The artist must be aware of this, not misled by those who praise from an older order, an order incapable of self-change. We all know something is terribly wrong—we struggle, often fruitlessly, sometimes despairing, watching even those who seem to change lose contact with what once gave life meaning. Yet, art goes on.
No one today believes in an absolute constancy of form. All our forms are in flux due to new techniques and new, complex conditions of life. If our culture is to undergo a deep transformation, it requires a revolution in art, total, involving all aspects of artistic production, all arts and technologies, potentially reconfiguring much we hold sacred in art’s hallowed precincts. We can have no perfectly clear conception of its goals or means, for it is a voyage into the unknown. But art stands at the very center of our life. Whatever future we construct must emerge from what used to be called the “imagination.” The artist is custodian of our images, our reality, and that potential reality which must come into being if we are to change for the better.
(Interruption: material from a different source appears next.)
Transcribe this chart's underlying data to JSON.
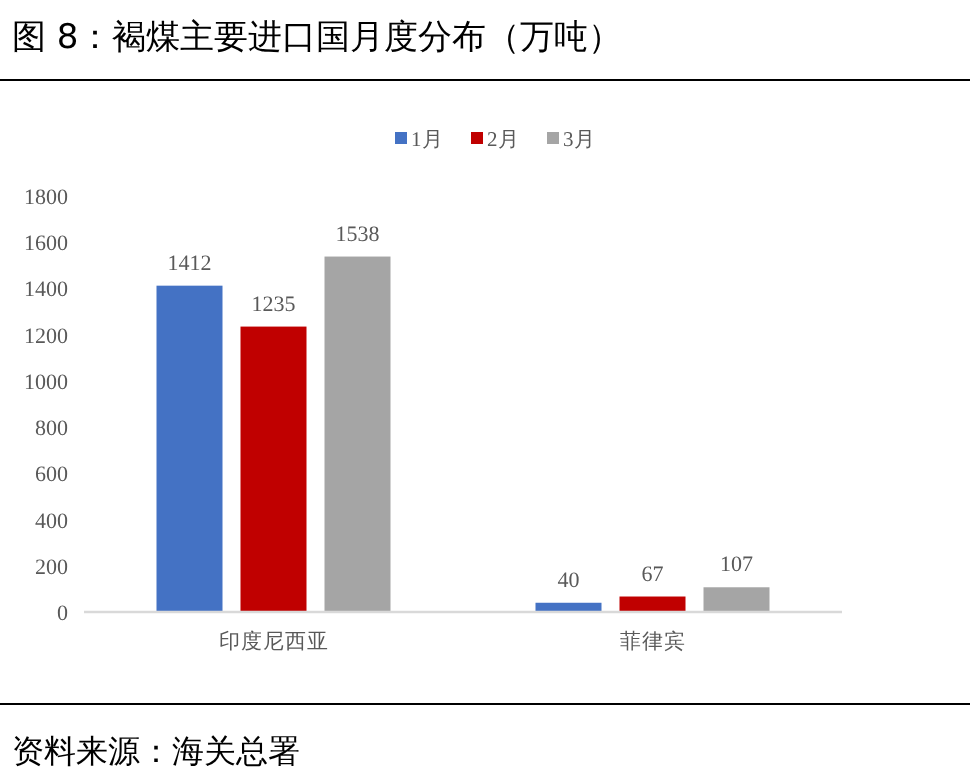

But there can be no revolution by art unless the artist first undergoes a profound transformation: a “dissolution,” not of their unique personality—that living artwork forged in dialogue as described earlier—but of the egoic attachment to the role of “Artist” as a separate, rarefied identity. It is a dissolving of the self-consciousness that isolates, the ambition that competes in a market of cultural goods, the preciousness that guards its little domain. Without this inner reorientation, this unburdening, any attempt at “new art” will be only imitation or a reshuffling of old anxieties. The artist must learn to make their unique style, their hard-won “I,” a transparent vehicle, a conduit for those creative powers latent in everyone, rather than an opaque monument to self. Art will then be once more akin to what it was in Lascaux: emerging from a deep, shared, perhaps even ritualistic, human necessity, a joyful and urgent release of creative energies that binds a community to its world and to the Unspeakable. The “non-artist” is one whose creative life is so integrated into their being and their community that the specialized, often alienated, title of “artist” becomes superfluous. They become, fully, a citizen, and art an essential means by which humanity shapes its own future, directly and without the old mediations, in a continuous, living conversation.
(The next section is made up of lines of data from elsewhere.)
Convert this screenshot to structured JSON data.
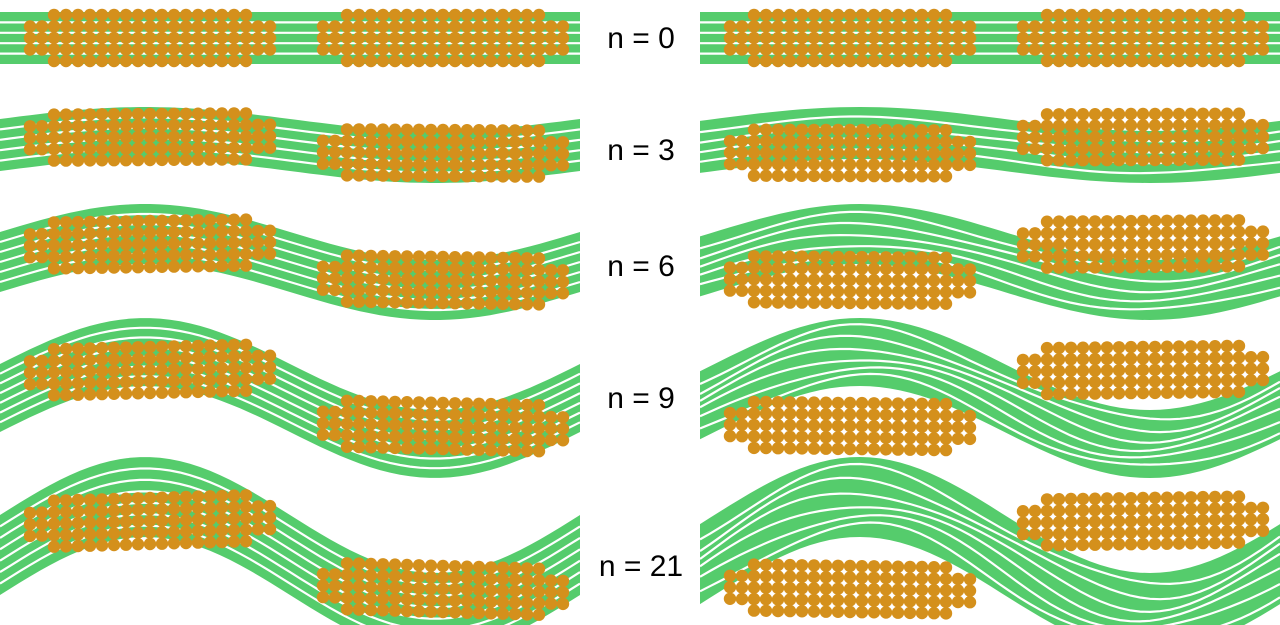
{
  "colors": {
    "fiber": "#55cc6c",
    "particle": "#d4901c",
    "background": "#ffffff",
    "text": "#000000"
  },
  "rows": [
    {
      "label": "n = 0"
    },
    {
      "label": "n = 3"
    },
    {
      "label": "n = 6"
    },
    {
      "label": "n = 9"
    },
    {
      "label": "n = 21"
    }
  ]
}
It is only in a future, in which art becomes a fundamental social process, and where technology and technique have been reintegrated into the human, the communal, the natural—not in any backward-looking attempt to recreate past “authenticities”—that our fullest human potential, and along with it our fullest meaning, may lie. Such an evolution in meaning must also mean an evolution of consciousness—one which may seem unthinkable and frightening, but which must be faced with the deepest courage. To create anew is not only to give life; it is to confront death, the death of that which has gone before—and that is the very heart of the meaning of dissonance.